Лодочка

Татуола
Не люблю я уроки русского языка. Вот сегодня нам задали сочинение «Мой папа самый лучший» и я так торопился домой посоветоваться с мамой, что упал и ушиб коленку. А глаза как-то в организме, наверно, связаны с коленками и у меня при всех пошли слезы. Да еще и писать некогда — завтра ж выходные — дел много. А на сегодня мне с дедом еще за сморчками идти. Они штука полезная, особенно в пост, если он на апрель.
Дома я спросил мамку, что лучше написать. Я сразу догадался, что расстроил ее. Потому что когда она расстраивается, то всегда перестает что-то делать, садиться на стул и начинает расправлять фартук.
«Ты, Енюшь, не меня спрашивай», говорит, «иди его спроси. Он, поди, еще в сарае. Опять, небось, на рыбалку свою собирается. Уйдет — и до утра ищи».
Мне папка вообще до зарезу нужен был. Мы в школе еще утром решили, что завтра пойдем на ручьи лодочки пускать. А кто их еще кроме папки сделать может? Ну я пошел. И правда, сидит папка в сарае на бочке лесу распутывает. Это дело тяжелое, потому что когда он ее распутывает у него всегда руки трясутся.

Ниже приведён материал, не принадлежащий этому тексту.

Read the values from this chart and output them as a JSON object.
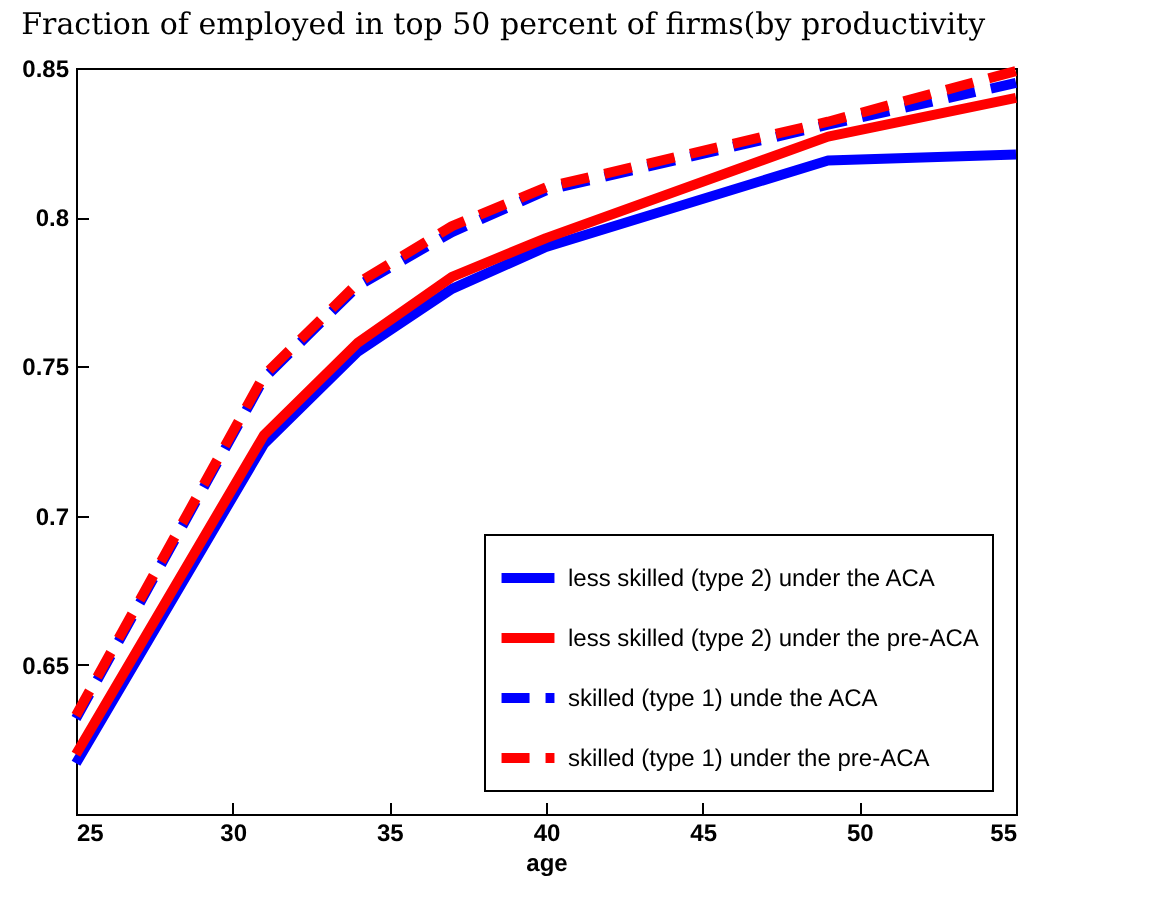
{
  "chart_data": {
    "type": "line",
    "title": "Fraction of employed in top 50 percent of firms(by productivity",
    "xlabel": "age",
    "x": [
      25,
      31,
      34,
      37,
      40,
      49,
      55
    ],
    "series": [
      {
        "name": "less skilled (type 2) under the ACA",
        "color": "#0000ff",
        "line_style": "solid",
        "values": [
          0.617,
          0.724,
          0.755,
          0.776,
          0.79,
          0.819,
          0.821
        ]
      },
      {
        "name": "less skilled (type 2) under the pre-ACA",
        "color": "#ff0000",
        "line_style": "solid",
        "values": [
          0.62,
          0.727,
          0.758,
          0.78,
          0.793,
          0.827,
          0.84
        ]
      },
      {
        "name": "skilled (type 1) unde the ACA",
        "color": "#0000ff",
        "line_style": "dashed",
        "values": [
          0.632,
          0.746,
          0.777,
          0.795,
          0.809,
          0.831,
          0.845
        ]
      },
      {
        "name": "skilled (type 1) under the pre-ACA",
        "color": "#ff0000",
        "line_style": "dashed",
        "values": [
          0.633,
          0.747,
          0.778,
          0.797,
          0.81,
          0.832,
          0.849
        ]
      }
    ],
    "xlim": [
      25,
      55
    ],
    "xticks": [
      25,
      30,
      35,
      40,
      45,
      50,
      55
    ],
    "ylim": [
      0.6,
      0.85
    ],
    "yticks": [
      0.65,
      0.7,
      0.75,
      0.8,
      0.85
    ],
    "grid": false,
    "legend": "bottom right",
    "marker": "none"
  }
}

«Пап», говорю, «ты мне к завтра лодочку деревянную вырежешь? Только что бы плавала обязательно!»
Он оживился, как всегда, когда его днем о чем-то просили:
«А как не вырезать? Конечно! Тебе какую? Побольше? С парусиком? У меня чурочек много. Выбирай любую!»
Ну я выбрал. Не сразу — дело-то серьезное. Надо и размер подобрать и что б сухая была, а то потонет. У Степки папа — моряк, он нам про дерево все-все рассказывает. В общем, положил перед ним чурочку и наказал:
«Но что б к утру, мы прям совсем рано на ручьи с пацанами идем. Можно даже и без парусика.»
«Не боись, малой» сказал папка, «я ж не один буду, я с подмогой!»
Он достал «подмогу» из бочки на которой сидел, а я ушел — больно запах у нее противный.
Дома, смотрю — у мамки глаза краснючии, как от лука. Только, пожалуй, моя мамка уж совсем часто его режет. Стал я корзину собирать, что б до деда идти, а она мне вдогонку:
«Занеси ироду огурцов, что б он с голоду не околел!»
Набрали мы с дедом к вечеру сморчков видимо-невидимо! Он себе мало взял, а мне остальное: мол, нас больше, да еще «этот трутень». Сначала я побежал в сарай показать папке грибов и поглядеть на лодочку. Но не его не лодочки там не было. И дома только мамка.
«Мам, а батя где?» спрашиваю, «Он мне лодочку обещал вырезать».
«А ты у него проси больше. Он тебе и не такое пообещает. А сам шляется по деревне, клянчит. Сил моих на него нет. Когда ж это кончится?» и запричитала. Жалко мне ее. И не пойму, чего так убивается. Папка ее же не трогает. Только я твердо решил — он моих сморчков не получит. Что я утром ребятам скажу? И коленка у меня опять заболела, потому что она как-то с глазами связана...
Пришлось мне утром пораньше встать. Думаю, сам как-то вырежу лодочку. Меня папка Валькин учил — он столяр. Гляжу: мамка во дворе папку моет. Он всегда под утро такой грязный приходит и смирный. Сидит он в тазу — худющий, коленки острые, белые, как козьи. Трясется весь, скулит, словно псина бездомная. Жалко его очень. И мамке его по утрам тоже всегда жалко.
«А, Енюшь, проснулся уже» — говорит, «Поди папкин пиджак на колышки у сарая повесь — я застирала». Ну взял я его и потащил, а у сарая как тряханул, что бы воду сбить, а из кармана что-то и выпало. Смотрю — лодочка. Деревянная. Махонькая, не доделанная, кривинькая. Но до чего ж красивущая! Самая что не наесть царская!
Я бегом к пацанам, да по дороге кричу:
«Мам, ты папку обязательно сморчками накорми!»
А потом в сочинении написал: «Я очень люблю своего папку. Вот у Витальки, например, папки вообще нет».